Michael graduated from UCSC with a B.A. in modern literature in 2013, and left the beach town a couple of months later for New York City after being accepted to one of the top-ranked journalism graduate programs in the nation—Columbia University. There, he focused on data journalism and gaining experience in coding, which he hadn’t studied before.

He carried his experience taking an active role in his education at UCSC to Columbia, and when he saw something in the program that he thought wasn’t right, he sought to change it.

“Through the Student Agency Model I feel a lot more awake in the world,” Michael said. “I pay a lot more attention to how cultures are developed in workplaces and how things get done. My experience with student agency allowed me to question authority. At Columbia, I questioned how the school was doing things digitally, but instead of just sitting in my room and complaining about it, I emailed the top people and asked to talk to them about it.”

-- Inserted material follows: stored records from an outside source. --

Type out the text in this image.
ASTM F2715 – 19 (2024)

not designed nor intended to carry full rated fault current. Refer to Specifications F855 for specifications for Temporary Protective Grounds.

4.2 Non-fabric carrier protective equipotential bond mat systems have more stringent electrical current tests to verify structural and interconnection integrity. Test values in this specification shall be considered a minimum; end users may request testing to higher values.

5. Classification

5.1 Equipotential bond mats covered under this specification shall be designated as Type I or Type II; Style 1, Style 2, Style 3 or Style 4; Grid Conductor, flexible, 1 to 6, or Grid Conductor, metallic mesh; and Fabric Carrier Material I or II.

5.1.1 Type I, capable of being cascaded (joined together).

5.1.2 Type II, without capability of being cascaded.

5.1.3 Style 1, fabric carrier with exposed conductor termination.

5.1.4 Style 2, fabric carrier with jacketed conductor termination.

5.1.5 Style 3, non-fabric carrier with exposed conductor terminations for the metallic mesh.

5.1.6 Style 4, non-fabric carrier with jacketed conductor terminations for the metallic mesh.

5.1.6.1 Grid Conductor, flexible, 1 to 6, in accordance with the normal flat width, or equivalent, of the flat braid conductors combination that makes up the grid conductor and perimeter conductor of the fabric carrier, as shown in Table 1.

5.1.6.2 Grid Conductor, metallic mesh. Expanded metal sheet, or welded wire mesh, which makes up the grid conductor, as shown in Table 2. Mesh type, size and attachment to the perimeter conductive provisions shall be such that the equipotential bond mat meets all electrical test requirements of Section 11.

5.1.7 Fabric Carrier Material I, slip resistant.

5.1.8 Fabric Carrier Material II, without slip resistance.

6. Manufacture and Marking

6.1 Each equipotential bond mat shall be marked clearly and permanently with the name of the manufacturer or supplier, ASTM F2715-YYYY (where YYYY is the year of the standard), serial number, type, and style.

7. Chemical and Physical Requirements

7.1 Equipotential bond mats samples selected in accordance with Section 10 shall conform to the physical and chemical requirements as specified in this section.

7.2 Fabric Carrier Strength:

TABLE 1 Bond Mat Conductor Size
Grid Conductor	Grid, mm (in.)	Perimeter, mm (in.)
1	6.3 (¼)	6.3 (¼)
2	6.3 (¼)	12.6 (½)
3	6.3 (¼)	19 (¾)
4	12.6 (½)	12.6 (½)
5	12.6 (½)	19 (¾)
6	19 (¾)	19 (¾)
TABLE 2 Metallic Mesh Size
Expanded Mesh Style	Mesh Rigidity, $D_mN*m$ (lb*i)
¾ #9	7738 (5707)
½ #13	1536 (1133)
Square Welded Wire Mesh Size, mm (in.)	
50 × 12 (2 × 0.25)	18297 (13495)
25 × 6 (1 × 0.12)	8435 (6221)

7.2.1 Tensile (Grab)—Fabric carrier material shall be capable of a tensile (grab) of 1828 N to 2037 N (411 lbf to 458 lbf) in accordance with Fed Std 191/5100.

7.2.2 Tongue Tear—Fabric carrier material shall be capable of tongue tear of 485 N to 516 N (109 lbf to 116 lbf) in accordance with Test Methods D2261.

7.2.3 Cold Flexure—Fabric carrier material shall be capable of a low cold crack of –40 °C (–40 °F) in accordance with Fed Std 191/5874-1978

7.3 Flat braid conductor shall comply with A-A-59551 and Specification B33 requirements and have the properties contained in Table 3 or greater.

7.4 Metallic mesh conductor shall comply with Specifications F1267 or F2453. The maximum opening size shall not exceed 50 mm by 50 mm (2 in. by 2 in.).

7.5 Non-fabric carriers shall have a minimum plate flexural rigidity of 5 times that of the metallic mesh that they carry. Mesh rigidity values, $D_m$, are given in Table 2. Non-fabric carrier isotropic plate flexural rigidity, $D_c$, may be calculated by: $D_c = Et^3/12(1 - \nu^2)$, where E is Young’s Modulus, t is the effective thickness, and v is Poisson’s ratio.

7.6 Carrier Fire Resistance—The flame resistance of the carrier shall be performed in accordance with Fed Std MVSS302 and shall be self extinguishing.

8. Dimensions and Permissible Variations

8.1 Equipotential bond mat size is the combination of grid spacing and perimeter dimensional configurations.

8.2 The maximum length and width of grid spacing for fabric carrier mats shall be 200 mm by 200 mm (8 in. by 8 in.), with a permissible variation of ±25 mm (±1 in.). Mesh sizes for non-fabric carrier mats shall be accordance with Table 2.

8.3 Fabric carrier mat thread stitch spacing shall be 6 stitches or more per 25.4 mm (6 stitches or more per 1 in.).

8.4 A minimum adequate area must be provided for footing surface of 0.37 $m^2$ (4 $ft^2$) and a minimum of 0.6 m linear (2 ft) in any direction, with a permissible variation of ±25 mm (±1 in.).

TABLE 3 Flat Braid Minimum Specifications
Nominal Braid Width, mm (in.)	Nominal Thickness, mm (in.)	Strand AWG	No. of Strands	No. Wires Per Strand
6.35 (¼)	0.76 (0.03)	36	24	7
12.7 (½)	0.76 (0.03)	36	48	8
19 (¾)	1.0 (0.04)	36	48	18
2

Michael was frustrated that students, like himself, who entered the university with little to no coding experience, didn’t have a clear introductory path into the field. He wrote a report on how news organizations are being more innovative in creating new forms of storytelling for journalists with varying levels of web and writing experience.

Caption for Michael Mott photograph 2

After interning at The New York Times and The Seattle Times, Michael returned to Northern California to be closer to his family and do community reporting for The Willits News. He saw his career going in two potential directions after earning his graduate degree—either a more data journalism job, or a reporting position — and the choice was clear for him.

Small communities still require good journalism, and Michael saw an opportunity to be impactful in community journalism. He strives to connect and re-engage community members with journalism, whether that be through the stories he writes, or the high school student interns he mentors. To value journalism as information is to changing the way mainstream media is often perceived.

“Student agency encourages us to be able to pick our own values, and for me it was a really freeing moment to say, ‘I actually don’t need to work for The New York Times right now; I don’t need to work on web even though it’s the hottest thing,’” Michael said. “I want to work on doing good journalism and figuring out how to do that no matter the community size.”

Standing up for his values is a quality Michael engaged with throughout his undergraduate career. When he became a leader of CHP, he heard stories of times the newspaper had been insensitive in its coverage—or lack thereof—of underrepresented communities on campus. 

Michael took the initiative to reach out to the leaders of Cultural Arts and Diversity resource center (CAD) to bridge the gap between Student Media and identity-based organizations. With his guiding principle of kindness in mind, Michael approached ethnic organizations from a place of genuine inquiry—a desire to learn more about different organizations’ programming and represent their stories sensitively and accurately. 

As he always says, “At end of the day what matters most is what we do for each other.” The connections he made taught other students the value of understanding each other and each other’s work.

Through the Student Agency Model I feel a lot more awake in the world. I pay a lot more attention to how cultures are developed in workplaces and how things get done.
— Michael Mott

Michael’s the first one to offer help when students are explaining a project they’re working on, or give advice if they are problem solving a situation. He gives back because he’s a person who holds his values close to his heart—and the personal transformation he experienced through student agency is something he is reminded of everyday.

“Having agency allows you the opportunity to be something,” Michael said. “It’s other people giving you a chance when you might not have had a chance before.